In regards to the first experiment (Fig.1) "the little two-dimensional arrow for the configuration "Detector 1 gets a photon" has the same squared length as for "Detector 2 gets a photon"." This mathematical equality should have resulted in each photon arriving at detectors 1 & 2 simultaneously. But this never happens. Could anybody explain to me reason for such a discrepancy between math and reality?

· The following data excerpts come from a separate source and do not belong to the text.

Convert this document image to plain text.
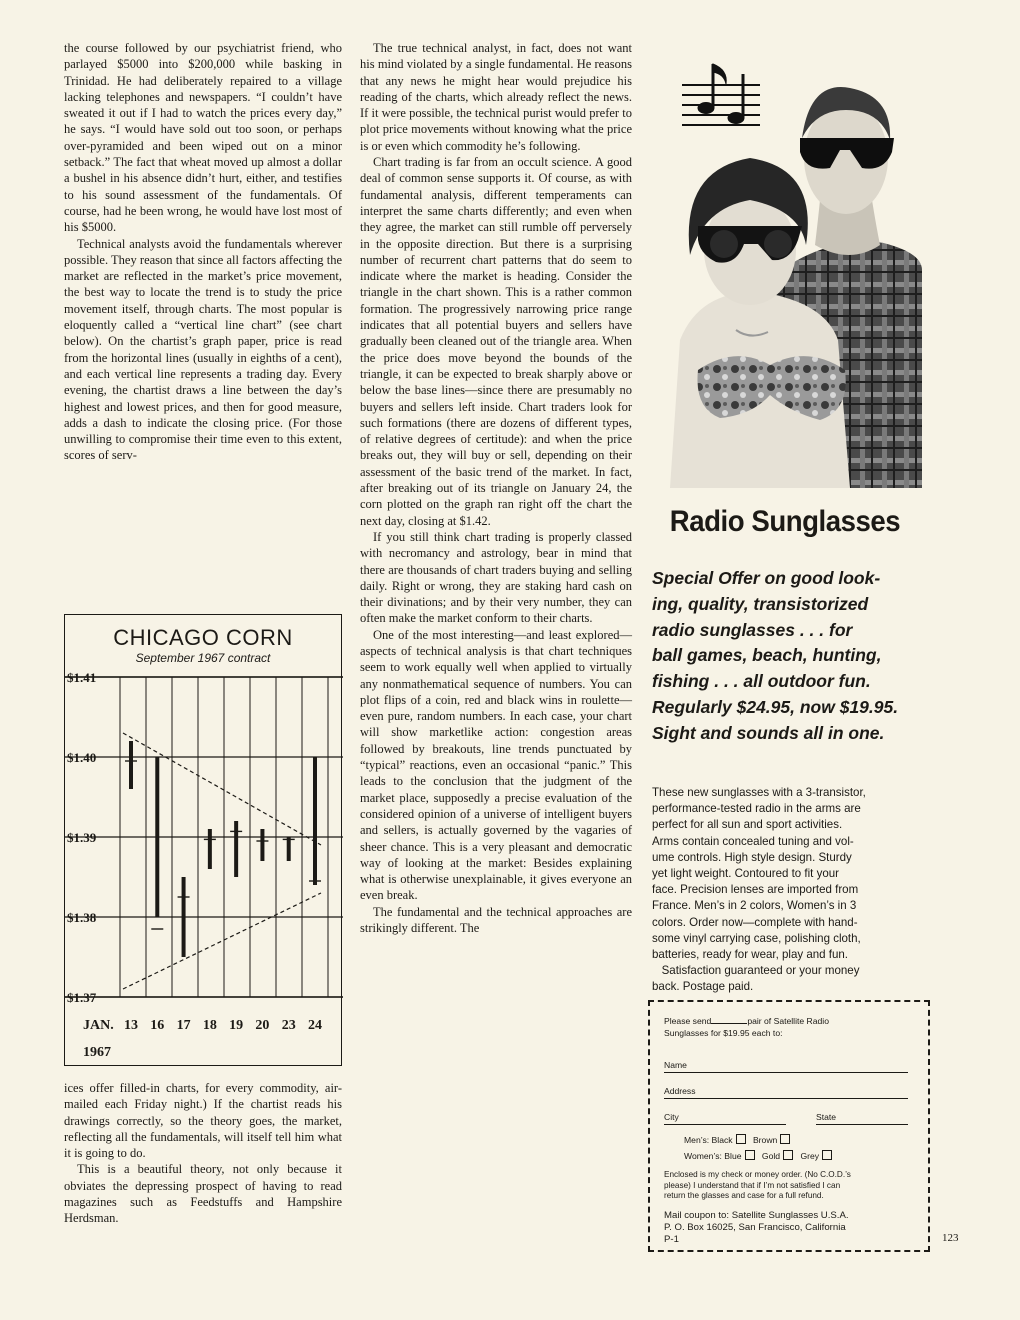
the course followed by our psychiatrist friend, who parlayed $5000 into $200,000 while basking in Trinidad. He had deliberately repaired to a village lacking telephones and newspapers. “I couldn’t have sweated it out if I had to watch the prices every day,” he says. “I would have sold out too soon, or perhaps over-pyramided and been wiped out on a minor setback.” The fact that wheat moved up almost a dollar a bushel in his absence didn’t hurt, either, and testifies to his sound assessment of the fundamentals. Of course, had he been wrong, he would have lost most of his $5000.

Technical analysts avoid the fundamentals wherever possible. They reason that since all factors affecting the market are reflected in the market’s price movement, the best way to locate the trend is to study the price movement itself, through charts. The most popular is eloquently called a “vertical line chart” (see chart below). On the chartist’s graph paper, price is read from the horizontal lines (usually in eighths of a cent), and each vertical line represents a trading day. Every evening, the chartist draws a line between the day’s highest and lowest prices, and then for good measure, adds a dash to indicate the closing price. (For those unwilling to compromise their time even to this extent, scores of serv-

CHICAGO CORN
September 1967 contract
$1.41
$1.40
$1.39
$1.38
$1.37
13 16 17 18 19 20 23 24
JAN.
1967

ices offer filled-in charts, for every commodity, air-mailed each Friday night.) If the chartist reads his drawings correctly, so the theory goes, the market, reflecting all the fundamentals, will itself tell him what it is going to do.

This is a beautiful theory, not only because it obviates the depressing prospect of having to read magazines such as Feedstuffs and Hampshire Herdsman.

The true technical analyst, in fact, does not want his mind violated by a single fundamental. He reasons that any news he might hear would prejudice his reading of the charts, which already reflect the news. If it were possible, the technical purist would prefer to plot price movements without knowing what the price is or even which commodity he’s following.

Chart trading is far from an occult science. A good deal of common sense supports it. Of course, as with fundamental analysis, different temperaments can interpret the same charts differently; and even when they agree, the market can still rumble off perversely in the opposite direction. But there is a surprising number of recurrent chart patterns that do seem to indicate where the market is heading. Consider the triangle in the chart shown. This is a rather common formation. The progressively narrowing price range indicates that all potential buyers and sellers have gradually been cleaned out of the triangle area. When the price does move beyond the bounds of the triangle, it can be expected to break sharply above or below the base lines—since there are presumably no buyers and sellers left inside. Chart traders look for such formations (there are dozens of different types, of relative degrees of certitude): and when the price breaks out, they will buy or sell, depending on their assessment of the basic trend of the market. In fact, after breaking out of its triangle on January 24, the corn plotted on the graph ran right off the chart the next day, closing at $1.42.

If you still think chart trading is properly classed with necromancy and astrology, bear in mind that there are thousands of chart traders buying and selling daily. Right or wrong, they are staking hard cash on their divinations; and by their very number, they can often make the market conform to their charts.

One of the most interesting—and least explored—aspects of technical analysis is that chart techniques seem to work equally well when applied to virtually any nonmathematical sequence of numbers. You can plot flips of a coin, red and black wins in roulette—even pure, random numbers. In each case, your chart will show marketlike action: congestion areas followed by breakouts, line trends punctuated by “typical” reactions, even an occasional “panic.” This leads to the conclusion that the judgment of the market place, supposedly a precise evaluation of the considered opinion of a universe of intelligent buyers and sellers, is actually governed by the vagaries of sheer chance. This is a very pleasant and democratic way of looking at the market: Besides explaining what is otherwise unexplainable, it gives everyone an even break.

The fundamental and the technical approaches are strikingly different. The

Radio Sunglasses
Special Offer on good look-
ing, quality, transistorized
radio sunglasses . . . for
ball games, beach, hunting,
fishing . . . all outdoor fun.
Regularly $24.95, now $19.95.
Sight and sounds all in one.
These new sunglasses with a 3-transistor,
performance-tested radio in the arms are
perfect for all sun and sport activities.
Arms contain concealed tuning and vol-
ume controls. High style design. Sturdy
yet light weight. Contoured to fit your
face. Precision lenses are imported from
France. Men’s in 2 colors, Women’s in 3
colors. Order now—complete with hand-
some vinyl carrying case, polishing cloth,
batteries, ready for wear, play and fun.
Satisfaction guaranteed or your money
back. Postage paid.
Please send	pair of Satellite Radio
Sunglasses for $19.95 each to:
Name
Address
City	State
Men’s: Black Brown
Women’s: Blue Gold Grey
Enclosed is my check or money order. (No C.O.D.’s
please) I understand that if I’m not satisfied I can
return the glasses and case for a full refund.
Mail coupon to: Satellite Sunglasses U.S.A.
P. O. Box 16025, San Francisco, California
P-1	123
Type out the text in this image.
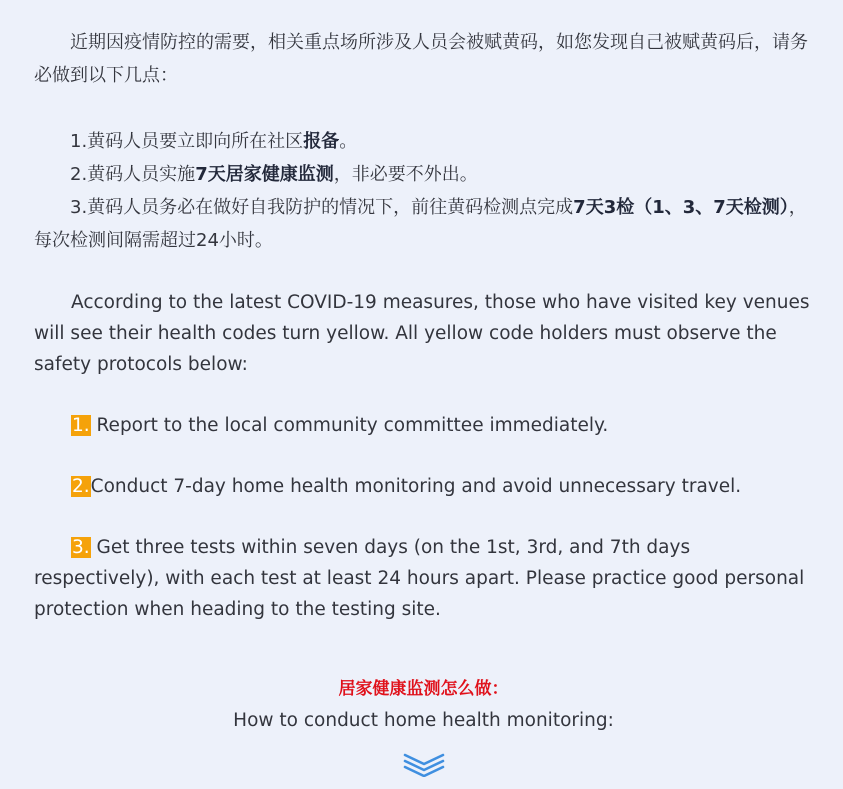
近期因疫情防控的需要，相关重点场所涉及人员会被赋黄码，如您发现自己被赋黄码后，请务必做到以下几点：

1.黄码人员要立即向所在社区报备。

2.黄码人员实施7天居家健康监测，非必要不外出。

3.黄码人员务必在做好自我防护的情况下，前往黄码检测点完成7天3检（1、3、7天检测），每次检测间隔需超过24小时。

According to the latest COVID-19 measures, those who have visited key venues will see their health codes turn yellow. All yellow code holders must observe the safety protocols below:

1. Report to the local community committee immediately.

2.Conduct 7-day home health monitoring and avoid unnecessary travel.

3. Get three tests within seven days (on the 1st, 3rd, and 7th days respectively), with each test at least 24 hours apart. Please practice good personal protection when heading to the testing site.

居家健康监测怎么做：

How to conduct home health monitoring:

Eliezer, regarding the Fig.1 experiment above you're saying "The half-silvered mirror obeys the same rule every time." "This same result occurs—the same amplitudes stored in the same configurations—every time you run the program (every time you do the experiment)." OK, mathematical result is the same. However, physical results at detectors 1 & 2 are not the same: click at either of them is not predictable. There is symmetry in math vs asymmetry of physical result for any individual photon. Is there any "quantum explanation" for such physical dissimilarity?

011y

The ratio of "photon at detector 1" and "photon at detector 2" (averaged over
enough trials) is 1.
Edit: This was actually written as a response to one
[http://lesswrong.com/lw/pd/configurations_and_amplitude/604c] of these
[http://lesswrong.com/lw/pd/configurations_and_amplitude/604e] comments.

Eliezer is saying that when the ratio of the squared moduli is 1, than Detector 1 goes off half the time and Detector 2 goes off half the time. But why it should be necessarily interpreted this way? Is this another QM rule? What prevents, in this case, an alternative interpretation: a photon must split in half and arrive at both detectors at the same time?